L'accentramento di questi flussi nelle mani di pochi miliardari, avremmo imparato col tempo, è questione intrinsecamente politica; ma la lettura del film al riguardo è volutamente interiore, individualista, masturbatoria come la mente del suo Uomo dal Sottosuolo. Attorno alla psiche dell'algoritmo umano Zuckerberg, iperstizione vivente auto-generatasi (chi è? da dove viene? cosa vuole davvero?) capace di spingere all'ultimo stadio le nuove tecnologie del controllo, decadono e si riassemblano i rapporti umani del ventunesimo secolo.
Il film inizialmente bollato come la cosa più vicina a un lavoro su commissione per David Fincher è quindi semmai il suo testamento teoretico: il discorso è sempre quello dell'identità, dell'immagine, e del mostrarsi e dissimularsi attraverso di queste. L'algoritmo-Zuckerberg è presentato come un grado zero dell'umano, anello di congiunzione con quella Macchina di cui sembra quasi un'emanazione inconsapevole – e che continua a servire, dietro una fragile maschera di filantropia. In apparenza, il suo Facebook restituisce agli individui una sorta di arbitrio sulla narrazione di sé stessi - ma c'è differenza tra i vecchi mogul dell'informazione centralizzata, e quelli moderni della liquidità? È qui che il cerchio si chiude, dieci anni dopo, ancora sul succitato Quarto potere. E sul filo trasparente che da Zuckerberg torna all'altro grande magnate della comunicazione al Cinema, convitato di pietra in nero e bianco troneggiante sull'ultimo stupendo film del regista, ancora dedicato ad apparenza, informazione, manipolazione.

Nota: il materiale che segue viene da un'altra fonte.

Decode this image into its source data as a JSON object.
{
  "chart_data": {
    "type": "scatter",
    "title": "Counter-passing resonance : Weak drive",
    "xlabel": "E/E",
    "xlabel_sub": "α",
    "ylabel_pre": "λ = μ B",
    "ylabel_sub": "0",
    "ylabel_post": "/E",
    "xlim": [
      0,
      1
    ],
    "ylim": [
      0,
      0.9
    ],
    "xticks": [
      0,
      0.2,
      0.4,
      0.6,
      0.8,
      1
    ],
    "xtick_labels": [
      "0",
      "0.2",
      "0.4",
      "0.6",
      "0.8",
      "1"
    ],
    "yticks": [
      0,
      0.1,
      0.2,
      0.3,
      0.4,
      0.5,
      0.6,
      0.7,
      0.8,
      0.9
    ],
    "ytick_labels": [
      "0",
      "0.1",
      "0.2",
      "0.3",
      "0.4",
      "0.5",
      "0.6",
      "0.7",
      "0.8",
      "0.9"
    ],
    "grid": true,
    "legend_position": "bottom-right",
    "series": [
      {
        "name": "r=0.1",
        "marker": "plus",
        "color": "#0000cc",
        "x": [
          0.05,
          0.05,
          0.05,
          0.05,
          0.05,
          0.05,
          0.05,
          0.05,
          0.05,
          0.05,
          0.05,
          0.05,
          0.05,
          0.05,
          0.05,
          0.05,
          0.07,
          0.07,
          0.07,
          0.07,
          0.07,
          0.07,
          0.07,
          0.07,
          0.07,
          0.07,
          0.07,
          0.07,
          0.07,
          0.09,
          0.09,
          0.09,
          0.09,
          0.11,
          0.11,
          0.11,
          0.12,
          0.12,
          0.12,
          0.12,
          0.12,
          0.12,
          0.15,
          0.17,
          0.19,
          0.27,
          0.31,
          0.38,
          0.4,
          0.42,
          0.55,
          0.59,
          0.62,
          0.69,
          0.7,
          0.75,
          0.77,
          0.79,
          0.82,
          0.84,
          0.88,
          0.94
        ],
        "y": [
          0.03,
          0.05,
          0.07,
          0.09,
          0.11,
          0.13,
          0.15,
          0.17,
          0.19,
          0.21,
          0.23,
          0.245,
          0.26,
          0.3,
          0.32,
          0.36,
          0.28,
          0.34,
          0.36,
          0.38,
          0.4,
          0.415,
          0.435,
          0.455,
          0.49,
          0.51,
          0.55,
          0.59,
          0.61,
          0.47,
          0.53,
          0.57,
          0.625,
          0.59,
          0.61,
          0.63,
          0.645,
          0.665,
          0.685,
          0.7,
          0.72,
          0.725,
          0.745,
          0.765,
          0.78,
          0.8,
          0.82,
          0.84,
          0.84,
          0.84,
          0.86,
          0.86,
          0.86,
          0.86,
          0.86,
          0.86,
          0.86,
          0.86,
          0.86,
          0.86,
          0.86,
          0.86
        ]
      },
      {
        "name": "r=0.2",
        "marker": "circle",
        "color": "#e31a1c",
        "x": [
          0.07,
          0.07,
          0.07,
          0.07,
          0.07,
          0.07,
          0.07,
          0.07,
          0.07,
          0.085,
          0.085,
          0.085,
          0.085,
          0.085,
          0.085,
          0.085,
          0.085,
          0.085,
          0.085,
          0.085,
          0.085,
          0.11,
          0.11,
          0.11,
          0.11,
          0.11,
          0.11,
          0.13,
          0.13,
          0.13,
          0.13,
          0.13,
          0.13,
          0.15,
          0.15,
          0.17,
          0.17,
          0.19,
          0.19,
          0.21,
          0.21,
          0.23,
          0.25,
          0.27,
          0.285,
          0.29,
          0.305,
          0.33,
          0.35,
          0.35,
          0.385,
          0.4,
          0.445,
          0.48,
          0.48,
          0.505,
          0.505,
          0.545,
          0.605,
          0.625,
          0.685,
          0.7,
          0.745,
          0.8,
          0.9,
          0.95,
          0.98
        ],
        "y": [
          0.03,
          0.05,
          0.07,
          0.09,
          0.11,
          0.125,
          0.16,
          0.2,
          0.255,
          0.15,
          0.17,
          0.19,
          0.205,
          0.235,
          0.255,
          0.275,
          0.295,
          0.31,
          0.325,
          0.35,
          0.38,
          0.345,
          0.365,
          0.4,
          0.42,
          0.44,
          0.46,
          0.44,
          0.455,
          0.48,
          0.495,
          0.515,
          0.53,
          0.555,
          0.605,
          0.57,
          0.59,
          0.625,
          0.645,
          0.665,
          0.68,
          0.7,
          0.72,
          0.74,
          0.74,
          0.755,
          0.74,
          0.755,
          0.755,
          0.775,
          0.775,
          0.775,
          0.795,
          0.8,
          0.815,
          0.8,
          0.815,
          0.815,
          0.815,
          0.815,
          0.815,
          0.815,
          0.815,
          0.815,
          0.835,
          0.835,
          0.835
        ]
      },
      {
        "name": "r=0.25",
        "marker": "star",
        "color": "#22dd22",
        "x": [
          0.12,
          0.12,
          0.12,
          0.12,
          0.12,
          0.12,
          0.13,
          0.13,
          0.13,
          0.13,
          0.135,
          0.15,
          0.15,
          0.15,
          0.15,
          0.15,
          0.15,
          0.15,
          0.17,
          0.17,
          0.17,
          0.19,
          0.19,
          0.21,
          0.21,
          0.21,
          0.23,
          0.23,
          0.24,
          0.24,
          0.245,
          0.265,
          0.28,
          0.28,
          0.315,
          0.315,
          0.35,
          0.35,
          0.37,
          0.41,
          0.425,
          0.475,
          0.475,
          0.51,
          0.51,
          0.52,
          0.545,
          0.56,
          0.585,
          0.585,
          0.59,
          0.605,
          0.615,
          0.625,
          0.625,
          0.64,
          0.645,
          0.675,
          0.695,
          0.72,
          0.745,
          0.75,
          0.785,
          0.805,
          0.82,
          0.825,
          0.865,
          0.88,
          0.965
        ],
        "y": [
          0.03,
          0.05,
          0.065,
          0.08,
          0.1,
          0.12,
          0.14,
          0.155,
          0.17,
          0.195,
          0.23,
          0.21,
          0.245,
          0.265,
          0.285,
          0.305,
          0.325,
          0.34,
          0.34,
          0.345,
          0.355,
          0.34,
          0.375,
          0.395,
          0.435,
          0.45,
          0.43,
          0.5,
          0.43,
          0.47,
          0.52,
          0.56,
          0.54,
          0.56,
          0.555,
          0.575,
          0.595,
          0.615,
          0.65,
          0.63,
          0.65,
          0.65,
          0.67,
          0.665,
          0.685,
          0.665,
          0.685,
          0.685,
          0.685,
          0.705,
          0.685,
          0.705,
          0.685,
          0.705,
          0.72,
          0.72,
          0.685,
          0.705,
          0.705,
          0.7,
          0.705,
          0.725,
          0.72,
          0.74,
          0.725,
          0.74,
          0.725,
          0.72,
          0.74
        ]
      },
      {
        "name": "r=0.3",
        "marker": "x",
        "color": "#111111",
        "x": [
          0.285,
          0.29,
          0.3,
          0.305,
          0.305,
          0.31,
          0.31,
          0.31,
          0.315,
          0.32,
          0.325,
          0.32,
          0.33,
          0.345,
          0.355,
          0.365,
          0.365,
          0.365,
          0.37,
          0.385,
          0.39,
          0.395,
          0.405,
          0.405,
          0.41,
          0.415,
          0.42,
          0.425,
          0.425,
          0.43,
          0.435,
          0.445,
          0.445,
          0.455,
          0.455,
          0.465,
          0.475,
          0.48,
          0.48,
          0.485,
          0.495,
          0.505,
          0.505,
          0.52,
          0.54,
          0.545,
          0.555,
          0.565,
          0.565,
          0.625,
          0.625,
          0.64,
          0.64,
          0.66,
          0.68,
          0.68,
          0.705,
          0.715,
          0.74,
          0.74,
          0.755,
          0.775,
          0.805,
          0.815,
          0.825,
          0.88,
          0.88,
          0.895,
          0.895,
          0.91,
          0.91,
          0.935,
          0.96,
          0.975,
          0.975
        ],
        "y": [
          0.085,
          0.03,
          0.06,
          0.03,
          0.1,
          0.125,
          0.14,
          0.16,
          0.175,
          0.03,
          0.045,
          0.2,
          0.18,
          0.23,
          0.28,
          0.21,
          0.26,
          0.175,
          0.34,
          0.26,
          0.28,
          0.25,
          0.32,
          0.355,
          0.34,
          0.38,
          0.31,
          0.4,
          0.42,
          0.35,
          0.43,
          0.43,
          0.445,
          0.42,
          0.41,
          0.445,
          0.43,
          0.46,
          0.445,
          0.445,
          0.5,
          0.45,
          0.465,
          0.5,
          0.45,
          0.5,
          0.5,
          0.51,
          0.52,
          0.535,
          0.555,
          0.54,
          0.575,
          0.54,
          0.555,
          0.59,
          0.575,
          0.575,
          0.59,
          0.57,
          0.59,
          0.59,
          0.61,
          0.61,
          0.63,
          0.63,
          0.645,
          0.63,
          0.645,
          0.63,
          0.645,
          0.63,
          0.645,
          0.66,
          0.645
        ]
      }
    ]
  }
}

Dieci anni dopo The Social Network, acquisire il controllo delle immagini e delle narrazioni non è più l'ambizione segreta di un giovane vampiro, ma l'ultima via di fuga di un outsider sconfitto. L'artificio sistematico operato sul reale, in questo caso non dai social media, dai blog o dalla stampa, ma dai film stessi (da Mank su Herman Mankiewicz, da Quarto potere su William Randolph Hearst, da The Social Network su Zuckerberg), arriva agli occhi del regista maturo non come mortifero esercizio di dominio, ma come arma di rivalsa – ultima chiamata per astrarsi dalle maglie brutali e fasciste dell'impero americano, di cui il vecchio e triste Mank è stato utile giullare. Dove il 2010 si apriva sulla voracità di Zuckerberg, invasato dall'urgenza isterica di assimilare e possedere l'altro-da-sé nella persona disperata di Erica Albright, il 2020 è un amarissimo commiato di addio; e la fame di storie e vite e immagini è diventata saturazione, nausea. Ma ripudiare il racconto deformato e deformante del Cinema non è possibile, neanche per denunciarne le contraddizioni: si può solo provare a riappropriarsene, come fa Mankiewicz, dopo averlo per decenni asservito a un potere senza volto. Strumento di controllo come di liberazione, è l'unico padrone in cui Fincher ancora creda.